Hey, when you're looking for a miracle, you have to be willing to look anywhere and to anyone.
Very few teams can win regularly, particularly this time of year, without their No. 1 goalie. For a team that relies on its No. 1 goalie as much as the Lightning does, expecting four victories in a seven-game series with its No. 2 goalie is unrealistic.
Lindback cannot be expected to turn into Martin Brodeur or Patrick Roy overnight. He can't even be expected to turn into Bishop, especially after playing only four times in the past two months. Perhaps playing more regularly now will improve Lindback's game.
In the meantime, the Lightning needs to change something.
It doesn't have the scoring punch to get into run-and-gun, pond-hockey shootouts to win games. Besides, that style isn't going to fly in the tight-checking playoffs.

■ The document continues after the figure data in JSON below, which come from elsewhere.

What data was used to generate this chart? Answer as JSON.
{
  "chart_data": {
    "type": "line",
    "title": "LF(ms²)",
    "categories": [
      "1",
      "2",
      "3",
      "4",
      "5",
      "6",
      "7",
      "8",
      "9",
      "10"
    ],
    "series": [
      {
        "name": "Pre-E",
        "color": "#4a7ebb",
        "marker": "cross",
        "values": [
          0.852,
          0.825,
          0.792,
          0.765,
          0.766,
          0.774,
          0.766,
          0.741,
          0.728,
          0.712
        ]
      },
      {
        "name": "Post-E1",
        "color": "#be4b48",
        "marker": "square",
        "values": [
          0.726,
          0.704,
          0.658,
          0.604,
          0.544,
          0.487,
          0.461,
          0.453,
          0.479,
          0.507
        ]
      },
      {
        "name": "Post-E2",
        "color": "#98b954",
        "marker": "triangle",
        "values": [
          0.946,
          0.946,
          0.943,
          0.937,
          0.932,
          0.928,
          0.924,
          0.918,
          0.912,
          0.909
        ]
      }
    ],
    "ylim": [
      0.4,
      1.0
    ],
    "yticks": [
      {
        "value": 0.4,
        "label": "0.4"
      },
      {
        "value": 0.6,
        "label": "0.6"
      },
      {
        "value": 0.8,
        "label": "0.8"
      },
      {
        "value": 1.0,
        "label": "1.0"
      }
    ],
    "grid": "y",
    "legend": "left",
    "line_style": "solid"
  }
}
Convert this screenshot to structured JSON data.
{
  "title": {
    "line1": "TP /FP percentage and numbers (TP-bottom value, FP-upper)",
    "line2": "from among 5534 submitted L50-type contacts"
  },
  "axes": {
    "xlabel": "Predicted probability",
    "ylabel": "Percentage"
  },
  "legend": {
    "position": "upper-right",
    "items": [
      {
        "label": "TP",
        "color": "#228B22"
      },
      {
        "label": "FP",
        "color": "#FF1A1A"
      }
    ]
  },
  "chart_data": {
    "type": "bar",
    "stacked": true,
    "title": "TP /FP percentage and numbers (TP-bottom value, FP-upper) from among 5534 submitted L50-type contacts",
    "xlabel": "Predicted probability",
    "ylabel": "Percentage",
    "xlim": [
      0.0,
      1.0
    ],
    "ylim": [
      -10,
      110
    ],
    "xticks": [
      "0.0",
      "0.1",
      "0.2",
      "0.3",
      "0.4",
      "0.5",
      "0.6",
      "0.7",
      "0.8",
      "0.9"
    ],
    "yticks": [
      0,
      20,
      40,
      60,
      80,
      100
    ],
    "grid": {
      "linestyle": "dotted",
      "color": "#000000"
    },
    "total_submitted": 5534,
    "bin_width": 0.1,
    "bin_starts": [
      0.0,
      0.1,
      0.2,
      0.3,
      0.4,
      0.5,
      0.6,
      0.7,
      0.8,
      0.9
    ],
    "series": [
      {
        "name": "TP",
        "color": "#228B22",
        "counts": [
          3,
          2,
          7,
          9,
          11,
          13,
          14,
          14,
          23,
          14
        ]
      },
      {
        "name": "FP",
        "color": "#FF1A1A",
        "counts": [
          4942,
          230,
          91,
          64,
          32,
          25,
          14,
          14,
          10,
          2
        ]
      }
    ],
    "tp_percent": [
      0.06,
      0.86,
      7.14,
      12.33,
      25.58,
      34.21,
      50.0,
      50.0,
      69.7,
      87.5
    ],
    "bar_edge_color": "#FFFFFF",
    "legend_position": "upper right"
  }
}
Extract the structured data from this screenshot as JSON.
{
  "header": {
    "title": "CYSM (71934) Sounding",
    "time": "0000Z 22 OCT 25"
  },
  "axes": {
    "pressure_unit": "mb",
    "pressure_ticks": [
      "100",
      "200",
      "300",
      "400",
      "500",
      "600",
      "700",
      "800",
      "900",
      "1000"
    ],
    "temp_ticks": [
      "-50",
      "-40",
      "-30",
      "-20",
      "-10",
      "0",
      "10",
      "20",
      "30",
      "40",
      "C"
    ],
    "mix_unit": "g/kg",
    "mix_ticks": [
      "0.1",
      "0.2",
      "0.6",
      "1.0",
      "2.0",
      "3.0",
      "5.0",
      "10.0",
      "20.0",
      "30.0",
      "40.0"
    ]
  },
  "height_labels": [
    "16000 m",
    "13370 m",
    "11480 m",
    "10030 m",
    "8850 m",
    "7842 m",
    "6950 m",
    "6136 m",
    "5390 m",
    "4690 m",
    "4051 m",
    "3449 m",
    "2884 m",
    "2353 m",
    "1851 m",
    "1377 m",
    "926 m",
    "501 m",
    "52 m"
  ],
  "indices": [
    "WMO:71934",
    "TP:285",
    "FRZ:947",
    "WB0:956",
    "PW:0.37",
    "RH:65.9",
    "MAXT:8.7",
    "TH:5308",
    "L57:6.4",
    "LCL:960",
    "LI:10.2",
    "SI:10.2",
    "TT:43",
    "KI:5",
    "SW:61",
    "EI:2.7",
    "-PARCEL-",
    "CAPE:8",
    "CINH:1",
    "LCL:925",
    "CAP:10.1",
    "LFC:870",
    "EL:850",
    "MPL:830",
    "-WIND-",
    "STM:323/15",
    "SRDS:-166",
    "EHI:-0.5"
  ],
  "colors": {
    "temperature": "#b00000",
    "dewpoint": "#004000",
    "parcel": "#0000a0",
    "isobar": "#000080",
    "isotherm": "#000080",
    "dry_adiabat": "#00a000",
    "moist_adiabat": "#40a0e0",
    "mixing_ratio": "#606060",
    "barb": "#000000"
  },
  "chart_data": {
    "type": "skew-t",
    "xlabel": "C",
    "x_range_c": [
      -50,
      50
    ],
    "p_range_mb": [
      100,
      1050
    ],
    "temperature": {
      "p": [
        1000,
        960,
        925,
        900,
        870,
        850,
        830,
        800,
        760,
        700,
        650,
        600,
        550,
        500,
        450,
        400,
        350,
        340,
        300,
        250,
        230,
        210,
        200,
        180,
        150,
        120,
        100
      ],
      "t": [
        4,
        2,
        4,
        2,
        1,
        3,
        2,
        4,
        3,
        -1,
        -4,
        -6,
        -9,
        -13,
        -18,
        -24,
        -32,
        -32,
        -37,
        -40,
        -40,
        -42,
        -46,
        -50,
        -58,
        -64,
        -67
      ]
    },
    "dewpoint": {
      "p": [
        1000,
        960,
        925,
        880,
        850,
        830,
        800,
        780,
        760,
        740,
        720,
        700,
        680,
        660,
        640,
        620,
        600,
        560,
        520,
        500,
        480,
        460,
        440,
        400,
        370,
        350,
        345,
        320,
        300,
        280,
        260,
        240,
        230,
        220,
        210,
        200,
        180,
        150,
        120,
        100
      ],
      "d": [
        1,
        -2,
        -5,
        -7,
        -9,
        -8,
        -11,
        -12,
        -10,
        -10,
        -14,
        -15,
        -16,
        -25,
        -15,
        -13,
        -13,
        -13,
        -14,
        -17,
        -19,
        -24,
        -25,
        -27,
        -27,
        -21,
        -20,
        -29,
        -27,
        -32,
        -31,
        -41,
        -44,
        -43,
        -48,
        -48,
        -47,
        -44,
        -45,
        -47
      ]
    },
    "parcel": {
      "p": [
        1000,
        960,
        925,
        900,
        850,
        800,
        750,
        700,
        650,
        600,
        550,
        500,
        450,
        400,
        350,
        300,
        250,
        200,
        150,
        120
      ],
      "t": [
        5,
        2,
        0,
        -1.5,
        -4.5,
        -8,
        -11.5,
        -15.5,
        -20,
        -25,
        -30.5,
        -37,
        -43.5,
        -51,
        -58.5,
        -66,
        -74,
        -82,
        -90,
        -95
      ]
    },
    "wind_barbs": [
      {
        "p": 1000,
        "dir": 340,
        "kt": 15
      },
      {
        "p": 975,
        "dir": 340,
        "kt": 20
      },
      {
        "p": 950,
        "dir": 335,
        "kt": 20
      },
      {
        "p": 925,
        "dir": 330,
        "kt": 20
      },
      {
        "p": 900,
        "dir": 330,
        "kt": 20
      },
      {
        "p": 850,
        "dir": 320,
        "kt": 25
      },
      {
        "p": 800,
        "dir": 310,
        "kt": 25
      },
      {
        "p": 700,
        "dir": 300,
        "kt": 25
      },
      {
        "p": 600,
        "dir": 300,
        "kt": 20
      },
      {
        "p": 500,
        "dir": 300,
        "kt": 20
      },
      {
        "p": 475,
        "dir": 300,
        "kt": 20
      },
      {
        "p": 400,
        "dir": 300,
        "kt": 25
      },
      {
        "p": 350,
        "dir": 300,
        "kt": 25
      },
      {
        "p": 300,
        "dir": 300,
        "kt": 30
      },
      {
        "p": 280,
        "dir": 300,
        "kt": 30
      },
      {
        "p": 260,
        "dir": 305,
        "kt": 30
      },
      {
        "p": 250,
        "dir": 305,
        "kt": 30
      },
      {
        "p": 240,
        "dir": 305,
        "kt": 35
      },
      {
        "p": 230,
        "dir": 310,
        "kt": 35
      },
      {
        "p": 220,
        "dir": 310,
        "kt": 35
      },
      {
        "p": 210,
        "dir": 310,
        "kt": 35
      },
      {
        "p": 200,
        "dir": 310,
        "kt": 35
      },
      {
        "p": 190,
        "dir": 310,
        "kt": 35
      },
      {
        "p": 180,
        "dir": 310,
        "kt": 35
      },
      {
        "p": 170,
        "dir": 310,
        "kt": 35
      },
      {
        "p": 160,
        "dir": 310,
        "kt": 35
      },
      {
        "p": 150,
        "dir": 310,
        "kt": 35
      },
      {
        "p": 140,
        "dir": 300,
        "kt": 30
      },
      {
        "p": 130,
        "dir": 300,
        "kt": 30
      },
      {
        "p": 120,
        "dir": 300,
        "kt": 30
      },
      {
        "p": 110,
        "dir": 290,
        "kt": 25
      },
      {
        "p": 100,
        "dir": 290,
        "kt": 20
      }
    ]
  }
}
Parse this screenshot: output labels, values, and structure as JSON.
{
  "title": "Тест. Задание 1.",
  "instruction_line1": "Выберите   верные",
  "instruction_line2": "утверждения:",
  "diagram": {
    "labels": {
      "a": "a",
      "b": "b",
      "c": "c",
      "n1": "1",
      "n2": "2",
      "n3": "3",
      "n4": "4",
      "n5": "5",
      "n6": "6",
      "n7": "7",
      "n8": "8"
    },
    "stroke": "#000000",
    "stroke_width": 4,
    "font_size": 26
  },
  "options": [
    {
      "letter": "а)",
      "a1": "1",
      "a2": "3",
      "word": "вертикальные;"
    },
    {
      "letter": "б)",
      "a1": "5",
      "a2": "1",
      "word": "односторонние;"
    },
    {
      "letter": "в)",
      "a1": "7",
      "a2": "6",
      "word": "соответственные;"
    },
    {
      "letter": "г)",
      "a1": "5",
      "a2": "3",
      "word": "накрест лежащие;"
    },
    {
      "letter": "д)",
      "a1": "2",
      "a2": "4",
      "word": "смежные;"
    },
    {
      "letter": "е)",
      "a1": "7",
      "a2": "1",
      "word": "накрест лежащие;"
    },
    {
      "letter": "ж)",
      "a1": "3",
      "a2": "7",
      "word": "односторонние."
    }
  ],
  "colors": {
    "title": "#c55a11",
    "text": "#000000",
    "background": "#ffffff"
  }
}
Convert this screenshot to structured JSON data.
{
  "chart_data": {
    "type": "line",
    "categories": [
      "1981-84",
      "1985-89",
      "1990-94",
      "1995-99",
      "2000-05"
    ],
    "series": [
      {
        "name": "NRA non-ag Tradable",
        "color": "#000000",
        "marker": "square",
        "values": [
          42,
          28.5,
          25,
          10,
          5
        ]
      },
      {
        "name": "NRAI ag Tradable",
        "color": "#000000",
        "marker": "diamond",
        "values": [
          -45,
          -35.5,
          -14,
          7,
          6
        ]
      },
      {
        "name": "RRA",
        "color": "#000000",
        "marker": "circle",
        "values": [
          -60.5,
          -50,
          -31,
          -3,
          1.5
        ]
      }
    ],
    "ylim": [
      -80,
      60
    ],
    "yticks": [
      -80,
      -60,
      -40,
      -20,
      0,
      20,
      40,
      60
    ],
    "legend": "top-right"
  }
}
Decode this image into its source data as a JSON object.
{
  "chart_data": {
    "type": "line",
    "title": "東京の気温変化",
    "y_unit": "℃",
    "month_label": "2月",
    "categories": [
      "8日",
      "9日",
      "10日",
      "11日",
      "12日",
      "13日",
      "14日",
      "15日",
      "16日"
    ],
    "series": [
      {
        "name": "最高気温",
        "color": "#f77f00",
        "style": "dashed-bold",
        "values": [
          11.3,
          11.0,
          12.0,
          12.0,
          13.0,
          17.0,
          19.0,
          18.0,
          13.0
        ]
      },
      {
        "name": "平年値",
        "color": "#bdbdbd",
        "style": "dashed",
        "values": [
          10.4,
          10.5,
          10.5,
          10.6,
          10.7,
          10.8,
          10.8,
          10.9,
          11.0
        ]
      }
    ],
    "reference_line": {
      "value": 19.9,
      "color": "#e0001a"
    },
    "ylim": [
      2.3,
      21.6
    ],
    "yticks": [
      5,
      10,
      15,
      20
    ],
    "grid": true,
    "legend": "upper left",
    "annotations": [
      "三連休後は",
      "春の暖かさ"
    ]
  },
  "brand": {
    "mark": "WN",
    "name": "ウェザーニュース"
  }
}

That means the Lightning must clamp down and button up to give Lindback as much help and protection as possible. Forget two-way hockey. Try one-way hockey, with the one way being all-out defense. Put five guys around Lindback and hope for the best.
And while the Lightning is in the business of hoping, maybe it should hope and wish and pray for Bishop to have a speedy recovery before the season comes to an end.
The longer Bishop is out, the quicker that end will come.